Brent crude headed to $90 a barrel on concern weaker growth in Europe will reduce demand. West Texas Intermediate fell for a third day.
Futures slipped as much as 0.9 percent in London and 0.8 percent in New York. Germany’s economy is on the edge of recession as exports to China and Russia sag, according to a report by four economic institutes. WTI dropped after a government report yesterday showed U.S. inventories jumped the most since April.
“Two factors have been driving oil prices lower,” said Gene McGillian, an analyst and broker at Tradition Energy in Stamford, Connecticut. “Worries about economic conditions, underlined by the reports about German growth, and ample supplies, demonstrated by the big build in U.S. supply.”

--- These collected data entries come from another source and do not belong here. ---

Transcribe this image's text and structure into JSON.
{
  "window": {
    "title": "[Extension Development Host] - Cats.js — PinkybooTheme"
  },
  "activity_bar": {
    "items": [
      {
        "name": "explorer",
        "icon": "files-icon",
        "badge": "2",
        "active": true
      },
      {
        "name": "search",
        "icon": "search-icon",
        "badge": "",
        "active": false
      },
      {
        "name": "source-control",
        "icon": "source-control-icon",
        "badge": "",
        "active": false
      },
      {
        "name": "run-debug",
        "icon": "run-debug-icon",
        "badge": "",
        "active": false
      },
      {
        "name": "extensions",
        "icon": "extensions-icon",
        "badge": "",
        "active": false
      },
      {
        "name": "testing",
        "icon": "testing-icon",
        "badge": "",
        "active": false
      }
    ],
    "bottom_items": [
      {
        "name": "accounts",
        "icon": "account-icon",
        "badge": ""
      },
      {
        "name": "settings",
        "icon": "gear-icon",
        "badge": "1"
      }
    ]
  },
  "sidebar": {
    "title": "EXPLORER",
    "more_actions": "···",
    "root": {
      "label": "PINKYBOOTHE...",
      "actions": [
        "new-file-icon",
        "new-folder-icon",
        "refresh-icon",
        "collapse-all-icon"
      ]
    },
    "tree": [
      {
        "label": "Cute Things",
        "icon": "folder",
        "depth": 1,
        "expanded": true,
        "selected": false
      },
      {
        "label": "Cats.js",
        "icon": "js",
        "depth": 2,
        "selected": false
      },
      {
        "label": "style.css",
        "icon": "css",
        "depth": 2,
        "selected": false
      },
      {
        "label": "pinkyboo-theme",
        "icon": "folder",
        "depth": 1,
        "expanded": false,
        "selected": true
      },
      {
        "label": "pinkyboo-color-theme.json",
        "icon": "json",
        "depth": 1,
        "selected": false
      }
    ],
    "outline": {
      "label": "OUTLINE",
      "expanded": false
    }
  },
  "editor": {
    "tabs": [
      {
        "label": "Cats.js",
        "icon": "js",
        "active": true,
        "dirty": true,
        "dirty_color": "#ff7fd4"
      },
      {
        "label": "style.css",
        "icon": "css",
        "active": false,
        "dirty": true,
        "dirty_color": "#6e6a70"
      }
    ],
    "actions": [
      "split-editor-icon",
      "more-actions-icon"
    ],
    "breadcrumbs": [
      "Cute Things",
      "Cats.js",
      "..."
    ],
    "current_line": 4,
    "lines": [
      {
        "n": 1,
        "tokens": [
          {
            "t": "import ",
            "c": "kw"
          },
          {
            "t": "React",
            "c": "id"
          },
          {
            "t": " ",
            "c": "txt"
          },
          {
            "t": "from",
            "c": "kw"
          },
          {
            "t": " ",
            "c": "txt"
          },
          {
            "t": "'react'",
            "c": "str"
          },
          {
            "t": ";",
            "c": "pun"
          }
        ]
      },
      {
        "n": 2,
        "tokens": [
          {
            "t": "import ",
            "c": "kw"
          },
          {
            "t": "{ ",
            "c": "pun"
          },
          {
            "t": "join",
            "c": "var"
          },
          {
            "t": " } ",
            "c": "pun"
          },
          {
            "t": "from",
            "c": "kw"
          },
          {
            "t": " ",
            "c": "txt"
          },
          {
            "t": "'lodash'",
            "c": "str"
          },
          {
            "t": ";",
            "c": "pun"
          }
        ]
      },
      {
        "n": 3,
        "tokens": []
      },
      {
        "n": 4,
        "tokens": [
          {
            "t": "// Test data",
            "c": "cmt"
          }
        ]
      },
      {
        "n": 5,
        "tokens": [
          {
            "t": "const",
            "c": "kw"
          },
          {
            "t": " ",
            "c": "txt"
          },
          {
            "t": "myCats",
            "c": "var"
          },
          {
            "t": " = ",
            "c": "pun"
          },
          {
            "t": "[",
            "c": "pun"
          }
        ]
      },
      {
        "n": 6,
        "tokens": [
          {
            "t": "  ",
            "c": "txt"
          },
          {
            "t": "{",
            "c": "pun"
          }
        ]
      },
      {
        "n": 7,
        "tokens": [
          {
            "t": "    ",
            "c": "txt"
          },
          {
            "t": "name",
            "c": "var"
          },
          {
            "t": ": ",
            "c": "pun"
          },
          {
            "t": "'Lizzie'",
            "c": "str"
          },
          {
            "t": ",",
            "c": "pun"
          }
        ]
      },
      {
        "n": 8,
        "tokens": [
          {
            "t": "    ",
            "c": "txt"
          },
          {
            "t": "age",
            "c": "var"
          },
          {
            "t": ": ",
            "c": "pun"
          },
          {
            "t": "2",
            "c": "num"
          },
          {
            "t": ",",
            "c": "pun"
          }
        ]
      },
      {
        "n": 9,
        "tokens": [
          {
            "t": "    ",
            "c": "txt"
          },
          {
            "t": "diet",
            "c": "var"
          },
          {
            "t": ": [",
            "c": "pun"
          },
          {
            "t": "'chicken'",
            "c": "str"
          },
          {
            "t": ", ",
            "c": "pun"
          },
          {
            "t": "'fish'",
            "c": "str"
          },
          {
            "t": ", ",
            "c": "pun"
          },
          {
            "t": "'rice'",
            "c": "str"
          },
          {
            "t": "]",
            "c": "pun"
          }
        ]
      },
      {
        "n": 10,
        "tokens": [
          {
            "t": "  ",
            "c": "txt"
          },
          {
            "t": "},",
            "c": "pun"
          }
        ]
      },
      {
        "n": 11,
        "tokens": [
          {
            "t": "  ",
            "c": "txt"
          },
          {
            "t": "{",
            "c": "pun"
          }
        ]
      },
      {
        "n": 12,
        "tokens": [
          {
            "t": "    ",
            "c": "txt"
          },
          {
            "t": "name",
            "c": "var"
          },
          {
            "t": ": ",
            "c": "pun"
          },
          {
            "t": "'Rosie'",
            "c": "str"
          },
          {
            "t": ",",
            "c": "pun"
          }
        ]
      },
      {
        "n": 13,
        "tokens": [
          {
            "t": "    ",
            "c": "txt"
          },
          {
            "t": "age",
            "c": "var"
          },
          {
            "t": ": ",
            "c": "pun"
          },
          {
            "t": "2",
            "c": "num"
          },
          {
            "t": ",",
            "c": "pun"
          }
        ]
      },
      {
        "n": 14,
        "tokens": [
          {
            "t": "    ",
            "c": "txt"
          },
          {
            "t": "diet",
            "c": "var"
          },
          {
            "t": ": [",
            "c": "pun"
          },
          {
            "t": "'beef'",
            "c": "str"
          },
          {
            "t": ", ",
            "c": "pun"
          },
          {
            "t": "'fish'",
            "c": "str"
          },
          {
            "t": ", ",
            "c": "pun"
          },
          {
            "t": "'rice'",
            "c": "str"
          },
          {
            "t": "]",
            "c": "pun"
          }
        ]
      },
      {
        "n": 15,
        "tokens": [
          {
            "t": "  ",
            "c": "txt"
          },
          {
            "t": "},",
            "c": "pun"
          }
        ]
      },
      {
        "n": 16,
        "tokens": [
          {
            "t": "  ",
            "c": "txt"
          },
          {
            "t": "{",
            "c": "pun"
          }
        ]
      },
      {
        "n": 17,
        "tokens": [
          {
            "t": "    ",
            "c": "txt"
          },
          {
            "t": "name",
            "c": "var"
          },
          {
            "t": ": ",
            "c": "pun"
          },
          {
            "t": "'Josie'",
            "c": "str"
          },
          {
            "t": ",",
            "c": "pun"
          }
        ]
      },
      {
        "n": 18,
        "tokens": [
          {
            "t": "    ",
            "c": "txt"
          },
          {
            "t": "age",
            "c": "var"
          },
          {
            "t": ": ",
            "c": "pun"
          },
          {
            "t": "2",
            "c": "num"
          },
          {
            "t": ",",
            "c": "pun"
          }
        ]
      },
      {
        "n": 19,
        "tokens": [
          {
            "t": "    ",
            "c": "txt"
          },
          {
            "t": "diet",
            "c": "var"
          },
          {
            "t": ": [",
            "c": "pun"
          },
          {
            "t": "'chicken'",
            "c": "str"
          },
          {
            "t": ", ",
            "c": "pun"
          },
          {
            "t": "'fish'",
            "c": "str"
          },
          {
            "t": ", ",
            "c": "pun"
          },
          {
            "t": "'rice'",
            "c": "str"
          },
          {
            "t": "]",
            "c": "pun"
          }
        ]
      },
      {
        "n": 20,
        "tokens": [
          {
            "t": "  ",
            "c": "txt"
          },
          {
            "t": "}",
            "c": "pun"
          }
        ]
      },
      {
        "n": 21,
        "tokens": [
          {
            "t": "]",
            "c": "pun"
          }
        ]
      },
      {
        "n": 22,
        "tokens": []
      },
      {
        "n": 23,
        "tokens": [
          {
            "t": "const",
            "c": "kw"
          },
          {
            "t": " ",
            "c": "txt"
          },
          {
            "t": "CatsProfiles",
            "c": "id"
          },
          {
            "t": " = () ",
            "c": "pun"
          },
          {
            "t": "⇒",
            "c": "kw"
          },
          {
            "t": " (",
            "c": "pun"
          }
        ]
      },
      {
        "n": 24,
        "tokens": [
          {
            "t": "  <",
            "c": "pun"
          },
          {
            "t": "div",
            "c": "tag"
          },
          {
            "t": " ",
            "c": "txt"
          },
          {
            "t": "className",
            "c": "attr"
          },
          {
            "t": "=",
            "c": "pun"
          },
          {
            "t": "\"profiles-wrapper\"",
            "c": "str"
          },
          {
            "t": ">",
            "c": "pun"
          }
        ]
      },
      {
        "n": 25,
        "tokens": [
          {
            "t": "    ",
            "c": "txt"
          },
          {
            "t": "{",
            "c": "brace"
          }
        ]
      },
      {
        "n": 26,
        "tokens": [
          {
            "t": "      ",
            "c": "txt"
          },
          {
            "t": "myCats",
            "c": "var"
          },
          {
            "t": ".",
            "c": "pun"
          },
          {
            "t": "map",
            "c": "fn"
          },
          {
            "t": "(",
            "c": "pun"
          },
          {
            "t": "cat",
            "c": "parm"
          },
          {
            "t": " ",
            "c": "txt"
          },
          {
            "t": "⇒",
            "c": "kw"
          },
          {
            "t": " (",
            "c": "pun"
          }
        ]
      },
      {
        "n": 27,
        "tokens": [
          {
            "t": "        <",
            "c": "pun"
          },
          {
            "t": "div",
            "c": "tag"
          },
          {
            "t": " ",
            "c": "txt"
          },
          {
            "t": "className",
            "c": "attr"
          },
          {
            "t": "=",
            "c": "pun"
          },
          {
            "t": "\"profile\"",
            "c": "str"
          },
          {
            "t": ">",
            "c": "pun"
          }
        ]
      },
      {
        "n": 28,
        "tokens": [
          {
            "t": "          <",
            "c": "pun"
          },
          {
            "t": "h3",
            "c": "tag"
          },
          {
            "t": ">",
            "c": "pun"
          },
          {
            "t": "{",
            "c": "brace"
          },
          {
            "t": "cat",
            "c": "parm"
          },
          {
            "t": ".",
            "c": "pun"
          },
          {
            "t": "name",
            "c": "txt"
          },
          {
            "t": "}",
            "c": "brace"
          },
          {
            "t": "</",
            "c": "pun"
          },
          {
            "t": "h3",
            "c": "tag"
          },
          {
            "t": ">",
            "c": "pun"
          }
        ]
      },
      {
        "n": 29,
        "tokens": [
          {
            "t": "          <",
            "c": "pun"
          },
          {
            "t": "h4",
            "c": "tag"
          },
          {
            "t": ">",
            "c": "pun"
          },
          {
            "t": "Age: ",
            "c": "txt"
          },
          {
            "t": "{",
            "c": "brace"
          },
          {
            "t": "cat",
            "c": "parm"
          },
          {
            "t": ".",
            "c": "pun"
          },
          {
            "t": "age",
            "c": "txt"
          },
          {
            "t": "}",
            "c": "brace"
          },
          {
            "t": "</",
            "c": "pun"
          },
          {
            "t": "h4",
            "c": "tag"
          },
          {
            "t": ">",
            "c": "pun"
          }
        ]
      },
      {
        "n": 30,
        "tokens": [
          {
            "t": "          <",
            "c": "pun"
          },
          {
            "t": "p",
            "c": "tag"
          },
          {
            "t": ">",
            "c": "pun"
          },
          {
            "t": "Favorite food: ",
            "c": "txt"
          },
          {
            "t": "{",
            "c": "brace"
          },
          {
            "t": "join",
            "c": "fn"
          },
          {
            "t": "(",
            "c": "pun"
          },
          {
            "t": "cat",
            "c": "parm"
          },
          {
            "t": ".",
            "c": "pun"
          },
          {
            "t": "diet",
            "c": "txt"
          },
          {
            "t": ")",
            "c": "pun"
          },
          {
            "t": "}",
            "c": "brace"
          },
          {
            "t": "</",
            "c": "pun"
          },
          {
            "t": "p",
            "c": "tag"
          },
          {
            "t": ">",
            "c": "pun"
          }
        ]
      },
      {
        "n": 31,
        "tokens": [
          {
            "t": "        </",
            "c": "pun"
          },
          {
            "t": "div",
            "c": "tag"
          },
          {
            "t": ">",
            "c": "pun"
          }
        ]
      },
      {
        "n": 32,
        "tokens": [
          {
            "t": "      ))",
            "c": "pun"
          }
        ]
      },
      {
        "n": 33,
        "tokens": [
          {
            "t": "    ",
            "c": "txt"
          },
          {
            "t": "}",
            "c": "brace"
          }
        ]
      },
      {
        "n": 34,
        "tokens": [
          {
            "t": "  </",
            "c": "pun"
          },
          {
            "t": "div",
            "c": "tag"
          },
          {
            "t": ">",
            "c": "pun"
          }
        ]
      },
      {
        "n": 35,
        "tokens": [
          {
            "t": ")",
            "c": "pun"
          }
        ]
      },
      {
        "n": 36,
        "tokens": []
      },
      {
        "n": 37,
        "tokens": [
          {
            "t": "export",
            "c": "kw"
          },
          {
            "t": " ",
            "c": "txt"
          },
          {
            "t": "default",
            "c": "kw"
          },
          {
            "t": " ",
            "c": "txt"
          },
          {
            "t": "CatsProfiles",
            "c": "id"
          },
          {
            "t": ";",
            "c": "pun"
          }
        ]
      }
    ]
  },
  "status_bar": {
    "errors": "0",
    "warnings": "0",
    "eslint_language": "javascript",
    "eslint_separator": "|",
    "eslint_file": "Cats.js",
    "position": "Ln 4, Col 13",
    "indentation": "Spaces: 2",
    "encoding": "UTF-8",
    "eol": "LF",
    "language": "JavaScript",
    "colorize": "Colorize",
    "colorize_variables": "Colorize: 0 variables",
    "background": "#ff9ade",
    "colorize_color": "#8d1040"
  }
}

Brent for November delivery dropped 33 cents, or 0.4 percent, to $91.05 a barrel at 9:02 a.m. New York time on the ICE Futures Europe exchange in London after touching $90.59. The volume of all futures traded was 33 percent above the 100-day average for the time of day. The contract ended at $91.38 yesterday, the lowest since June 28, 2012. It was more than 20 percent below this year’s June peak, meeting a common definition of a bear market.
WTI for November settlement dropped 44 cents, or 0.5 percent, at $86.87 a barrel on the New York Mercantile Exchange. Volume was 34 percent above 100-day average. The European benchmark crude traded at a premium of $4.22 to WTI on ICE. The spread closed at $4.07 yesterday, the widest in two weeks.